On the other hand, I’d say there are some real signs of hope in the English Church as well, starting with the new ordinariate and the Holy Father’s upcoming visit. And the catalogue of English saints (among whom are many very impressive Jesuit martyrs) is quite impressive. Perhaps the future will hold more Newmans, Campions, and Mores…
You raise some very important issues that I continually encounter when teaching adults. In fact, I have come to see that, for many of us, the following Koan applies: “a fish is the last one to recognize water.”
One quick question, what do you mean when you write: “Our faith teaches us that God doesn’t just have something to do with reality, but that he is reality itself.”?
I had in mind something like St. Thomas’ point about God’s total transcendence of the universe. He’s not just one very powerful being among other beings in the universe, but he’s Being itself. Admittedly, I’m putting the point with rather less philosophical precision than St.

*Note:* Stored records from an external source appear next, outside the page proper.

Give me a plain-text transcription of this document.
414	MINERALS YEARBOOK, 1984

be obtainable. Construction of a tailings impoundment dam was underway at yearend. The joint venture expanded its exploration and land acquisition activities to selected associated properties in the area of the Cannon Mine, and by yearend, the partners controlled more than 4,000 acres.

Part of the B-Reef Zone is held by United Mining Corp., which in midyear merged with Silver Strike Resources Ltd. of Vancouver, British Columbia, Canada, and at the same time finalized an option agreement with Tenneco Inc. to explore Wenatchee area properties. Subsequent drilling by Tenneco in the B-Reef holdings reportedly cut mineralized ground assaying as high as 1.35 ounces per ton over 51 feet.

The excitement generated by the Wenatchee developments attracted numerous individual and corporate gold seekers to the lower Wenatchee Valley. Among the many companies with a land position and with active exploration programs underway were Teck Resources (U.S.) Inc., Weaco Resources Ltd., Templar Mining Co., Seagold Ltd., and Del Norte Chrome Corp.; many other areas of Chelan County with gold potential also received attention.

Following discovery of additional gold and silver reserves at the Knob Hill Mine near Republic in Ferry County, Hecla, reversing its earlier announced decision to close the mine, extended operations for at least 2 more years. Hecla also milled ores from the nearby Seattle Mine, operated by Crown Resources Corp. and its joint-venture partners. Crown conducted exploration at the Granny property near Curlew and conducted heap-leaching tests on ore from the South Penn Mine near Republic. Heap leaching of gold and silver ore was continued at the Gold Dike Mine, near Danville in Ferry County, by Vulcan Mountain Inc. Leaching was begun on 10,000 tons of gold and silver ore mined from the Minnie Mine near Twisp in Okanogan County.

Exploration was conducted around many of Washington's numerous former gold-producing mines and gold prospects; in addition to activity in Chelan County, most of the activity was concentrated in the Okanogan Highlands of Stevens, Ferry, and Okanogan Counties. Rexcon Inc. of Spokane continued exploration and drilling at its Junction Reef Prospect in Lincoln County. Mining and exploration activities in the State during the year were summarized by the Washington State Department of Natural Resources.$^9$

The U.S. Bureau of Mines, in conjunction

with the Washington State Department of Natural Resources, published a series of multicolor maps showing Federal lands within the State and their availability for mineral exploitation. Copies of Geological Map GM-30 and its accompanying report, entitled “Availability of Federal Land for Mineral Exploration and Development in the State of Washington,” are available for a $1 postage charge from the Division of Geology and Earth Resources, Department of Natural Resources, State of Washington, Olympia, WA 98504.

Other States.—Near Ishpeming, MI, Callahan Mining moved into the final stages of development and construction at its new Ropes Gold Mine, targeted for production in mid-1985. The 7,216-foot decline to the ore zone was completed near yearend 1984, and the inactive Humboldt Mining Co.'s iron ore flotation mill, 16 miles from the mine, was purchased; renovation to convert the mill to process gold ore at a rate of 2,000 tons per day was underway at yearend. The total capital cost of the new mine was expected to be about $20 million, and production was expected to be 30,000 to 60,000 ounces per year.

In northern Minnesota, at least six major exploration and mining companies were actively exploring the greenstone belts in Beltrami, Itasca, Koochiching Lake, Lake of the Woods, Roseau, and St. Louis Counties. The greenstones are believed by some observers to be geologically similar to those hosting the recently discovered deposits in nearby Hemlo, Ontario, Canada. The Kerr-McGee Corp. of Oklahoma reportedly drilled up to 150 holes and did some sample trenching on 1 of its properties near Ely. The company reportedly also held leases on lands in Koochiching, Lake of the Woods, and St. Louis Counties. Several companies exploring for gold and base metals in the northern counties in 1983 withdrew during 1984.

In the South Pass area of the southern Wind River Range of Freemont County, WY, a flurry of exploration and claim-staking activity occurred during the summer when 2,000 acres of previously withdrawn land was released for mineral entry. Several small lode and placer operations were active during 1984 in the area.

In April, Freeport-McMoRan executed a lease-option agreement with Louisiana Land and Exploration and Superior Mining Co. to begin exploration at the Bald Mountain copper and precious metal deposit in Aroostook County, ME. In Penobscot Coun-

Thomas.
Ahhh…OK – sometimes my Buddhist training perks up and so I appreciate the clarification. Regarding precision, I find you to be precise, keep it up. Regarding the Angelic Doctor, thanks be to Christ that we’re not called to imitate him, I’d be in trouble if we were!
Anthony, I really enjoyed this blog and I think your point is important for people to consider. I feel as though the importance of religion in society is constantly decreasing until one day, like in this film, perhaps it won’t exist at all. Cities used to be built around churches and sinners were publicly disgraced but today the only time you see a full church is on Christmas day. Everyone has the right to believe what they want but I think public discrimination against religion is just wrong. I also hold this to be true with political elections, I have yet to see an ad that supports a candidate rather than bashes the opponent. Presidents especially are ridiculed for every decision they make. People need to realize that there is no such thing as a utopia and that every decision made will have supporters and protesters.
After reading your article I began to think that this film is symbolic of the Adam and Eve story. In this “utopia” everyone has the power to lie but no one does until the temptation is finally too much for someone to handle. From that point on, everyone else is affected. We are moving towards a world where everything is questioned and must be answered and if it can’t be, then it doesn’t exist. I am curious if you share some of the same opinions as me? Perhaps I am being too sinister but I find the lack of faith in today’s society frustrating.
I agree that the lack of faith in today’s society is frustrating, Steve. I think you’re right about discrimination against religion in the public sphere… sometimes people exclude people of faith in the name of “tolerance” but, in fact, by doing so end up being more intolerant themselves.
I hadn’t thought about the connection to Adam and Eve before, but it makes sense. The main difference is that in the movie only the main character learns how to lie, and none of the other characters do.